Teknik açıdan durumu anlattım, binanın yeniden yapımıyla ilgili plan dahi yok. Çevrecilik açısından bakıldığında da itirazım var. Orada, 80 yıllık bir ağaçlık oluşmuş. Geçmişte kışla varken çevre yeşilmiş, şimdi çevre yapılaşmış, yeşil alan olarak sadece burası kalmış. İki mesele de yeniden yapıma engel. Ayrıca, İstanbul’a dışarıdan gelmiş veya uzak semtlerden gelmiş orta halli insanların Taksim bölgesinde, Beyoğlu’nun en merkezi yerinde bir ağaç altında oturup çay içebileceği, fazla para harcamadan nefes alabileceği, bir saat vakit geçirebileceği başka hiçbir mekan yok.

Bu alana başka bir yapı yapılamaz.
* Taksim’e kışla projesi ne zaman gündeme geldi? Sizin döneminizde mi?
Geçen seçimler öncesinde belediyenin başvurusu üzerine Gezi Parkı’nda geçmişte bir kışla olduğu tespit edildi. İstanbul 2 Numaralı Kültür Varlıklarını Koruma Kurulu burada bir kışla yapısı olduğunu tescil etti.
* Bu tescil kararının anlamı ne?
Eğer elde yeterli bilgi ve belge varsa, bu bilgi ve belgeye göre o kışla yapısı yeniden yapılabilir, buna “yeniden inşa” diyoruz ama eski bilgi ve belgelere göre. Bu alana başka bir yapı da yapılamaz.

* Sonra ne oldu?
Aradan 1 yıl kadar süre geçtikten sonra İstanbul Büyükşehir Belediyesi’ne yakın bazı mimarlar, 2011’de tescil edilen bu binanın yeniden inşa edilmesi için 2 Numaralı Kültür Varlıklarını Koruma Kurulu’na yeniden başvurdular, kurul bu talebi reddetti.
PROJEYİ TAKİP EDEN BAZI MİMARLAR HAKKINDA SORUŞTURMA VAR

* Niye reddetti?
Bir binanın yeniden yapımı için elde projelerin olması, planının olması, binanın eski haline göre yeterli dokümanın olması gerekir. Bunların hiçbiri yoktu. Ben görevden ayrıldıktan sonra konu bu kez itirazla Kültür Varlıkları Koruma Yüksek Kurulu’na getirildi. Yüksek kurul çeşitli ticari amaçlarla kullanılacak olan kışla yapımına izin verdi. 31 Mayıs 2013 tarihi itibariyle İstanbul 6. İdare Mahkemesi itiraz üzerine bu izin kararını görüştü, yürütmeyi durdurma kararı verdi.
* Koruma Kurulu’nun kararını kim Yüksek Kurul’a götürdü?
Bu projeyi belediye adına, başkanın yakın çalışma arkadaşı olduğu bilinen bazı mimarlar takip ediyor. Bazıları daha önce İstanbul 3 numaralı Kültür Varlıkları Koruma Kurulu üyesiydi ancak yaptıkları bir çok işlem nedeniyle, haklarında bakanlıkça müfettiş incelemesi yapıldı ve kararlarından ötürü, yanılmıyorsam bunların arasında İslam mezarlığına usulsüz olarak inşaat izni vermek dahi var, savcılığa suç duyurusu gerçekleştirildi ve bu soruşturmalar halen sürüyor.
KiMSE PARMAĞINI KIPIRDATMADI
* Tarihi eserlerin yeniden ihyasına karşı mısınız?

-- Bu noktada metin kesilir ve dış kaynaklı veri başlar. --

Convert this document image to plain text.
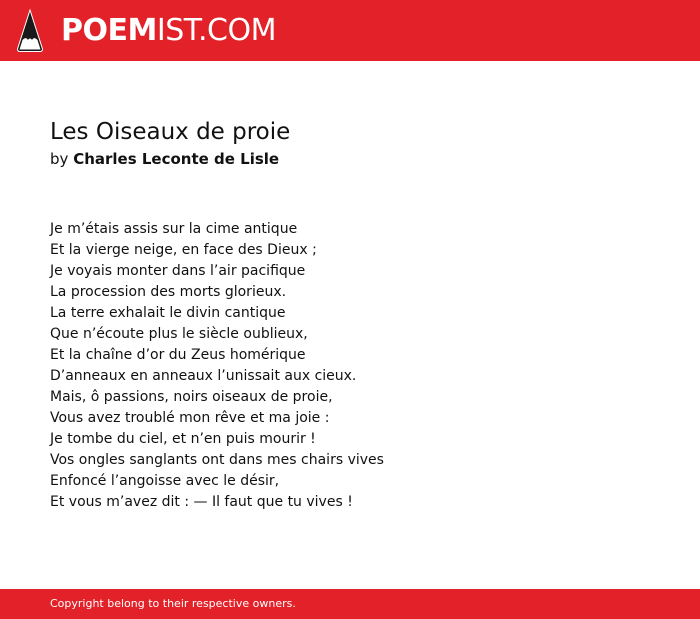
POEMIST.COM
Les Oiseaux de proie
by Charles Leconte de Lisle
Je m’étais assis sur la cime antique
Et la vierge neige, en face des Dieux ;
Je voyais monter dans l’air pacifique
La procession des morts glorieux.
La terre exhalait le divin cantique
Que n’écoute plus le siècle oublieux,
Et la chaîne d’or du Zeus homérique
D’anneaux en anneaux l’unissait aux cieux.
Mais, ô passions, noirs oiseaux de proie,
Vous avez troublé mon rêve et ma joie :
Je tombe du ciel, et n’en puis mourir !
Vos ongles sanglants ont dans mes chairs vives
Enfoncé l’angoisse avec le désir,
Et vous m’avez dit : — Il faut que tu vives !
Copyright belong to their respective owners.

Tam tersine, görev süremde genelde bütün Türkiye’nin özelde İstanbul’un tarihi dokusunun ihyasına çok önem verdim. Topkapı Sarayı’nın avlusundan gecekondu yapıları çıkardım. İstanbul Büyükşehir Belediyesi’nin de tarihi eserleri ayağa kaldırma niyet ve duyarlılığı varsa Süleymaniye Camii’nin Külliyesi’nin altındaki, şahıslara satılmış olan ve Süleymaniye için bir tehlike içeren işyerlerini temizlesin. Süleymaniye ve çevresindeki mahalleleri, geceleri içinden geçilmez halde olmaktan kurtarsın.
Süleymaniye Camii’nin hemen alt köşesindeki Mimar Sinan’ın küçücük türbesi, bugünkü gösteriş ve kibir merakına tarih içinden muhteşem bir cevap niteliği taşıyor. Türbenin avlusuna saldırmış çirkin beton, briket yapılar var. Yıllardır İstanbul Belediyesi’nden bunları temizlemesini ve Mimar Sinan’ın türbesinin avlusunu genişletmesini rica ettim, kimse parmağını kıpırdatmadı. İstanbul’da tarihi mi ihya etmek istiyorsunuz? Krikor Balyan’ın Taksim’deki yapısını kışla adı altında ticarethane yapmak için ihya etmek yerine, İstanbul’da ayağa kalkacak çok cami, medrese, mescit, külliye, çeşme, mezarlık, mahalle var ama bütün bu saydığım gerçek tarihi eserlerin ihyası kimseye bir rant getirmiyor.

Vicdanların sesi olmaya çalışıyorum
* Son zamanlarda sanki biraz muhalif kalıyorsunuz, AK Parti’den ayrılacak mısınız?
Hayır, ben AK Parti’ye çok zor günlerde, AK Parti ile ilgili Türkiye’de darbe çağrıları yapılırken, büyük topluluklar ayaklandırılırken, milli iradenin sesi kısılmaya çalışılırken geldim. Katılırken, “Bugüne kadar inandığım ve savunduğum ne varsa, hepsini, aynı inanç ve kararlılıkla savunmaya devam ederek aranıza katılıyorum” demiştim, bakanlığı da bu anlayışla yaptım, bugün de bu anlayışımı sürdürüyorum. Bir yanlışa karşı çıkmak, hem bizim inancımızın gereğidir hem de vicdanımızın gereğidir.

CÜZDANLARINI ŞİŞİRİYORLARDI
Bugün İstanbul’da AK Parti kitlesini de bütün toplumu da tedirgin eden o korkunç ve çirkin yapılaşmalara imza atanlar o günlerde AK Parti’de yoktu, AK Parti’yi devirmeye çalışan merkezlere belki servis yapmakla meşguldüler. Söylediklerimle, duruşumla, iktidar imkânlarıyla cüzdanlarını şişirmeye çalışanların değil, AK Parti’nin temiz, masum, mütedeyin, çoğu yoksul, orta gelirli büyük tabanının vicdanının sesi olmaya çalışıyorum.
* Kim bu AK Parti’yi devirmeye çalışan merkezlere servis yapanlar?
Her iktidarı kullanmaya çalışan, her iktidarın otobüsüne, uçağına, trenine, arabasına herkesten önce atlayıp, zor zamanda ilk inecek olanlar ve milletin değil kendilerinin zenginliği için çalışanlar.